I read Deuteronomy 32 this morning. I was reminded of several years ago when I read it to my Sunday School class. I was supposed to teach a lesson on some verses from this chapter. I was rather nervous and so I decided to just read the chapter.
“For this is no idle word for you—it is your life! By this word you will live a long time in the land you are about to cross the Jordan to possess.” –Deuteronomy 32:47
It is long so I practiced. It felt like I read it “100,000” times (I said that in class). There are certain books and chapters of the Bible that just deserve to be read out loud with feeling. Well maybe the entire Bible deserves this treatment but rarely do I hear the Word of God read with any sort of passion. Select verses are picked out and dissected with little regard to how they fit in to the larger passage or with feeling.
I am not saying I was able to accomplish this type of reading. I do not know how people perceive me in truth. I only know how they perceive me in my warped and jaded mind.
I remember that verse 47 was important to my lesson as it is in this post. God’s Word is no idle word – it is our life! And we must understand that.
Two years I have been gone from this church and someone from that church recently friended me on Facebook. My mind was asking why in the world they would friend me now. What are they trying to prove to themselves or others? They do not really want to be my friend. If they did they would have friended me four years ago and not two years after God moved me.

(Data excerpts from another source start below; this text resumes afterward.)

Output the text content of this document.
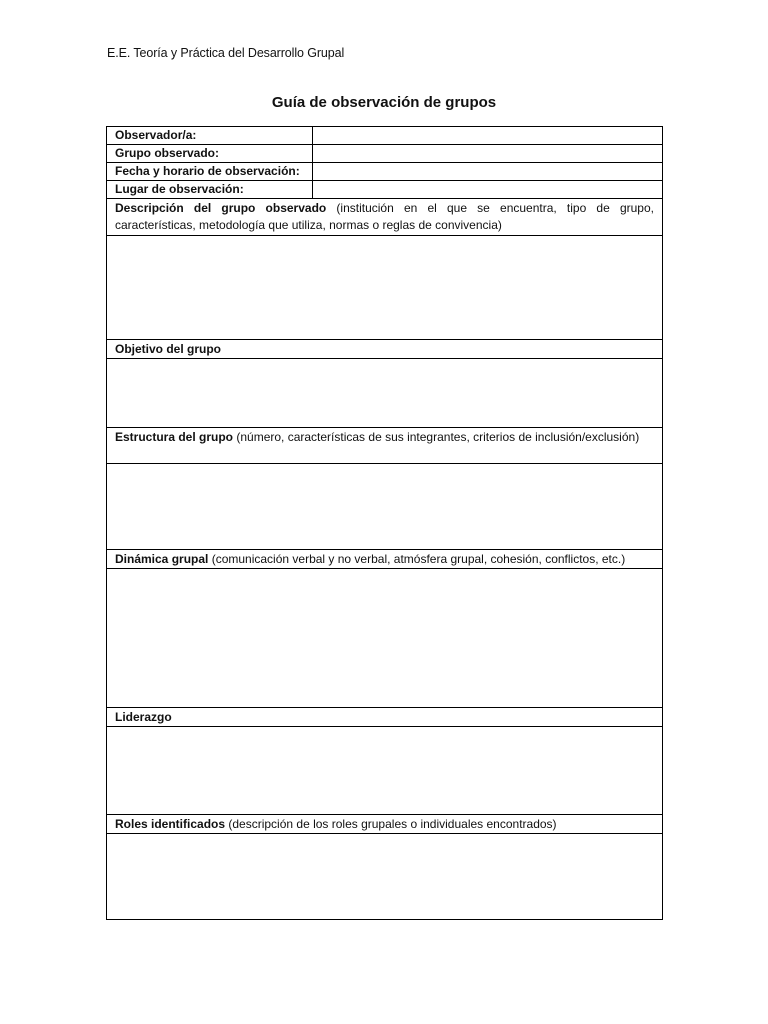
E.E. Teoría y Práctica del Desarrollo Grupal
Guía de observación de grupos
Observador/a:	
Grupo observado:	
Fecha y horario de observación:	
Lugar de observación:	
Descripción del grupo observado (institución en el que se encuentra, tipo de grupo, características, metodología que utiliza, normas o reglas de convivencia)	

Objetivo del grupo	

Estructura del grupo (número, características de sus integrantes, criterios de inclusión/exclusión)	

Dinámica grupal (comunicación verbal y no verbal, atmósfera grupal, cohesión, conflictos, etc.)	

Liderazgo	

Roles identificados (descripción de los roles grupales o individuales encontrados)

I knew rather quickly it was a trap. I asked God to help me focus on what is important. This type of event has a tendency to bring me down into a feeling of worthlessness. You can combine this event with a weekend without the children and the normalcy of school ending to create a perfect opportunity to bring on depression and intense loneliness. Being able to recognize these triggers is good but the next step is being able to block the events from taking you down specific thought patterns. This is where I need God. OK well I need Him everywhere for all things but you understand my point.
There really is no telling why this person waited. They may actually ask why I have not friended them. I rarely request friends on Facebook. What if they are the same way (I know this is not true in this specific case but we can project it out without causing damage)? Of course they would not know this and may perceive my not requesting them as a slight. It is all quite interesting to think about. And this is part of the trap.
You may ask why I rarely request friends. I do not want to be rejected. I am not alone. I know at least one other person who shares this same behavior. This means that we will never be Facebook friends – neither of us willing to friend the other. It also means that we can be actual friends and not just fake friends on the Internet. This is also an interesting phenomenon – real life friends verses Facebook friends.
It has been a while since I wrote something this long but it felt good to write this morning. Until we meet again.